Saturday, 3 July 2010

Alex - Northumbrian Archives for the Intangible, Lindisfarne



The Northumbrian Archives for the Intangible Culture can be defined in many different ways. It has a material dimension: the performing and visual arts, craft, and fashion, media, film, television and video, museums, libraries and archives, design, literature, writing and publishing, the built heritage, architecture, landscape and archaeology, sports events, facilities and development, parks, open spaces, wildlife habitats, water environment and countryside recreation, children’s play, playgrounds and play activities, tourism, festivals and attractions and informal leisure pursuits.








However it also has a value dimension: relationships, shared memories, experiences and identity, diverse cultural, religious and historic backgrounds and what we consider valuable to pass on to future generations, the ‘intangible’ elements of Culture.



The Northumbrian Archives for the Intangible will provide a repository for the practices, representations, expressions, knowledge, skills that communities, groups and, in some cases, individuals recognize as part of their cultural heritage.


















This intangible cultural heritage, transmitted from generation to generation, is constantly recreated by communities and groups in response to their environment, their interaction with nature and their history, and provides them with a sense of identity and continuity, thus promoting respect for cultural diversity and human creativity.
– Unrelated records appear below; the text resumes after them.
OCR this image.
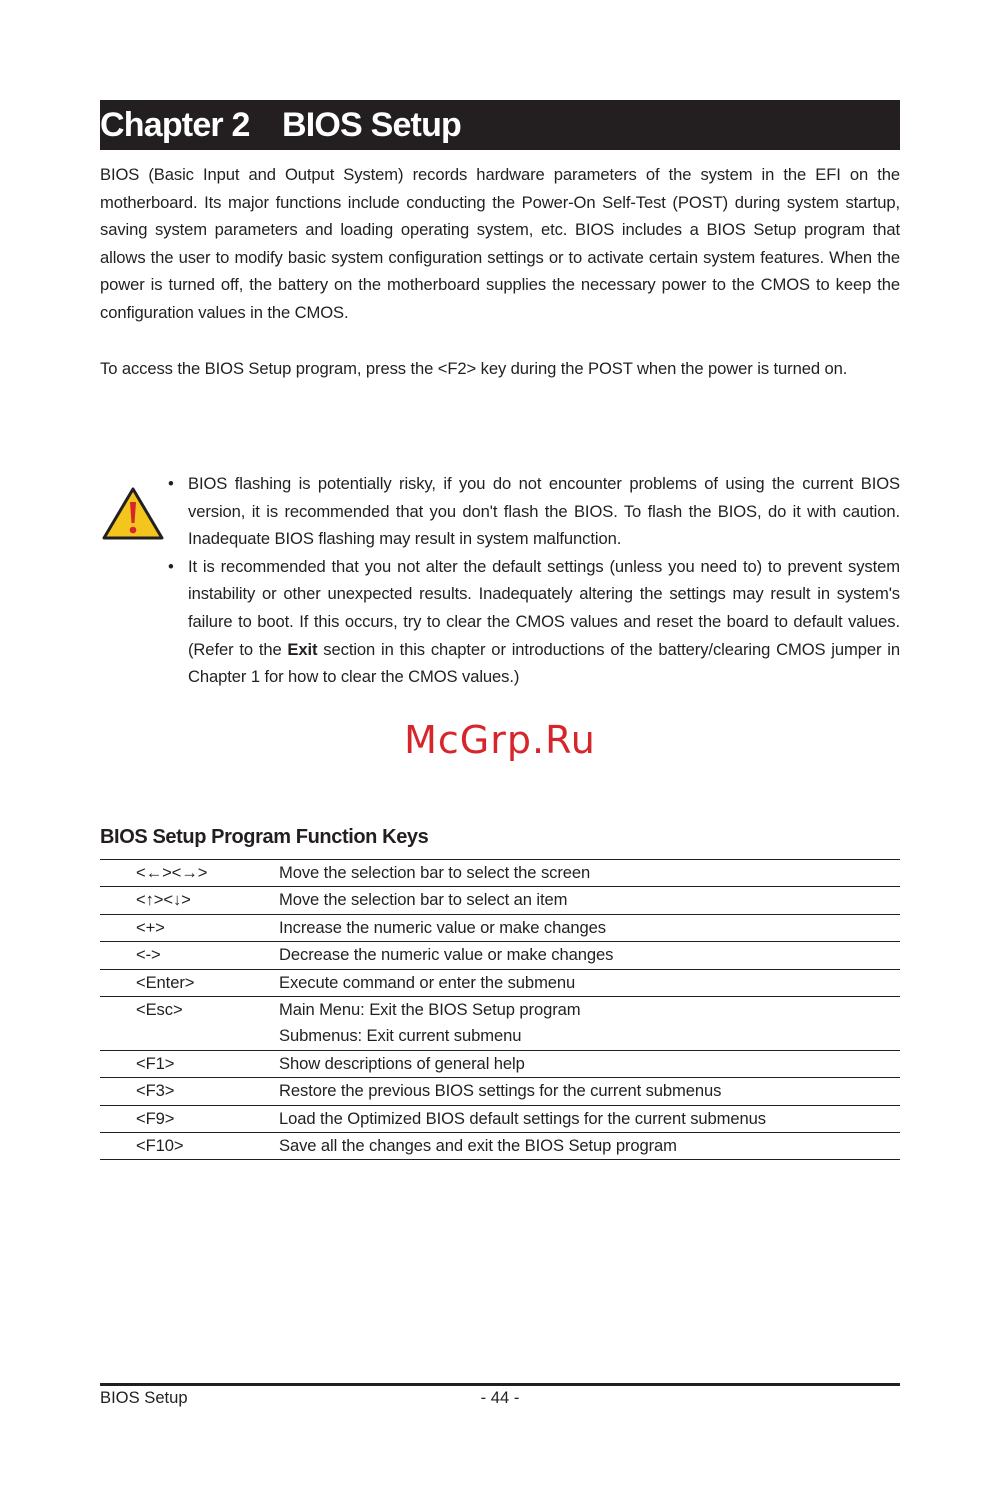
Chapter 2 BIOS Setup

BIOS (Basic Input and Output System) records hardware parameters of the system in the EFI on the motherboard. Its major functions include conducting the Power-On Self-Test (POST) during system startup, saving system parameters and loading operating system, etc. BIOS includes a BIOS Setup program that allows the user to modify basic system configuration settings or to activate certain system features. When the power is turned off, the battery on the motherboard supplies the necessary power to the CMOS to keep the configuration values in the CMOS.

To access the BIOS Setup program, press the <F2> key during the POST when the power is turned on.

• BIOS flashing is potentially risky, if you do not encounter problems of using the current BIOS version, it is recommended that you don't flash the BIOS. To flash the BIOS, do it with caution. Inadequate BIOS flashing may result in system malfunction.
• It is recommended that you not alter the default settings (unless you need to) to prevent system instability or other unexpected results. Inadequately altering the settings may result in system's failure to boot. If this occurs, try to clear the CMOS values and reset the board to default values. (Refer to the Exit section in this chapter or introductions of the battery/clearing CMOS jumper in Chapter 1 for how to clear the CMOS values.)
McGrp.Ru
BIOS Setup Program Function Keys
<←><→>	Move the selection bar to select the screen

<↑><↓>	Move the selection bar to select an item

<+>	Increase the numeric value or make changes

<->	Decrease the numeric value or make changes

<Enter>	Execute command or enter the submenu

<Esc>	Main Menu: Exit the BIOS Setup program
Submenus: Exit current submenu

<F1>	Show descriptions of general help

<F3>	Restore the previous BIOS settings for the current submenus

<F9>	Load the Optimized BIOS default settings for the current submenus

<F10>	Save all the changes and exit the BIOS Setup program
BIOS Setup	- 44 -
Intangible Cultural Heritage attempts to preserve cultural heritage with the people or community by protecting the processes that allow traditions and shared knowledge to be passed on.


The Northumbrian Cultural ‘Archives’ will provide a space for meaning and memory that will bind individuals together. It will provide a space for a continuous flow of actions, narratives and memories from one generation to the next through the act of performance as the ‘living’ archive.